Former Tatar President: Ruling Party Needs To Change

KAZAN, Russia — The former president of Russia’s Tatarstan Republic, Mintimer Shaimiyev, says the ruling United Russia party must make changes to its ethnic policies to be successful in future elections, RFE/RL’s Tatar-Bashkir Service reports.

Shaimiyev, a founding member of United Russia, said on March 31 that he had some questions for the party’s current leaders regarding some of its policies.

“United Russia has to consider some issues rather critically and change them [in order] to meet the challenges that lie ahead [in future elections],” he said.

Shaimiyev, 74, said the party’s policy on ethnic problems and the ways it implements those policies were among the issues that need to be modified.

He also defended Tatarstan’s right to have its own president, despite the fact the Russian parliament recently passed a law that bans all regional presidencies by 2015.

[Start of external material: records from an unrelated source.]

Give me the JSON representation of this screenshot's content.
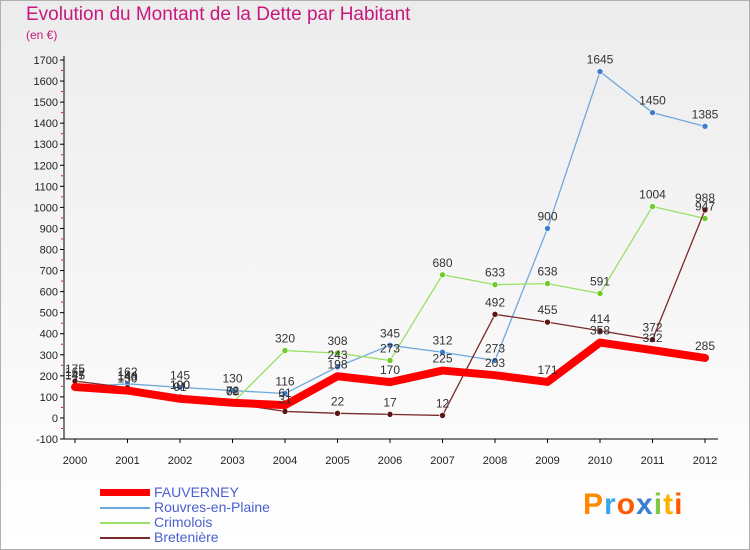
{
  "header": {
    "title": "Evolution du Montant de la Dette par Habitant",
    "subtitle": "(en €)"
  },
  "logo": {
    "text": "Proxiti"
  },
  "colors": {
    "FAUVERNEY": "#ff0000",
    "Rouvres-en-Plaine": "#6fa8dc",
    "Crimolois": "#99e066",
    "Bretenière": "#7a2a2a",
    "title": "#c8187e",
    "legend_text": "#4a5fd0"
  },
  "chart_data": {
    "type": "line",
    "title": "Evolution du Montant de la Dette par Habitant",
    "subtitle": "(en €)",
    "xlabel": "",
    "ylabel": "",
    "x": [
      "2000",
      "2001",
      "2002",
      "2003",
      "2004",
      "2005",
      "2006",
      "2007",
      "2008",
      "2009",
      "2010",
      "2011",
      "2012"
    ],
    "ylim": [
      -100,
      1700
    ],
    "yticks": [
      -100,
      0,
      100,
      200,
      300,
      400,
      500,
      600,
      700,
      800,
      900,
      1000,
      1100,
      1200,
      1300,
      1400,
      1500,
      1600,
      1700
    ],
    "grid": false,
    "legend_position": "bottom-left",
    "series": [
      {
        "name": "FAUVERNEY",
        "values": [
          147,
          130,
          91,
          72,
          61,
          198,
          170,
          225,
          203,
          171,
          358,
          322,
          285
        ],
        "labels": [
          "147",
          "130",
          "91",
          "72",
          "61",
          "198",
          "170",
          "225",
          "203",
          "171",
          "358",
          "322",
          "285"
        ]
      },
      {
        "name": "Rouvres-en-Plaine",
        "values": [
          145,
          162,
          145,
          130,
          116,
          243,
          345,
          312,
          273,
          900,
          1645,
          1450,
          1385
        ],
        "labels": [
          "145",
          "162",
          "145",
          "130",
          "116",
          "243",
          "345",
          "312",
          "273",
          "900",
          "1645",
          "1450",
          "1385"
        ]
      },
      {
        "name": "Crimolois",
        "values": [
          162,
          140,
          100,
          71,
          320,
          308,
          273,
          680,
          633,
          638,
          591,
          1004,
          947
        ],
        "labels": [
          "162",
          "140",
          "100",
          "71",
          "320",
          "308",
          "273",
          "680",
          "633",
          "638",
          "591",
          "1004",
          "947"
        ]
      },
      {
        "name": "Bretenière",
        "values": [
          175,
          144,
          100,
          68,
          31,
          22,
          17,
          12,
          492,
          455,
          414,
          372,
          988
        ],
        "labels": [
          "175",
          "144",
          "100",
          "68",
          "31",
          "22",
          "17",
          "12",
          "492",
          "455",
          "414",
          "372",
          "988"
        ]
      }
    ]
  }
}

Shaimiyev, who was president of Tatarstan from 1991-2010, said the “Russian Constitution leaves that issue [about having a president] completely up to the republics, it’s not a shared prerogative.”

There are 21 republics among the 83 subjects of the Russian Federation.

Shaimiyev, a founder of United Russia when it was formed in 2001, has recently been increasingly critical of the party.

United Russia deputies hold 315 of the 450 seats in the State Duma. The party is led by Prime Minister Vladimir Putin.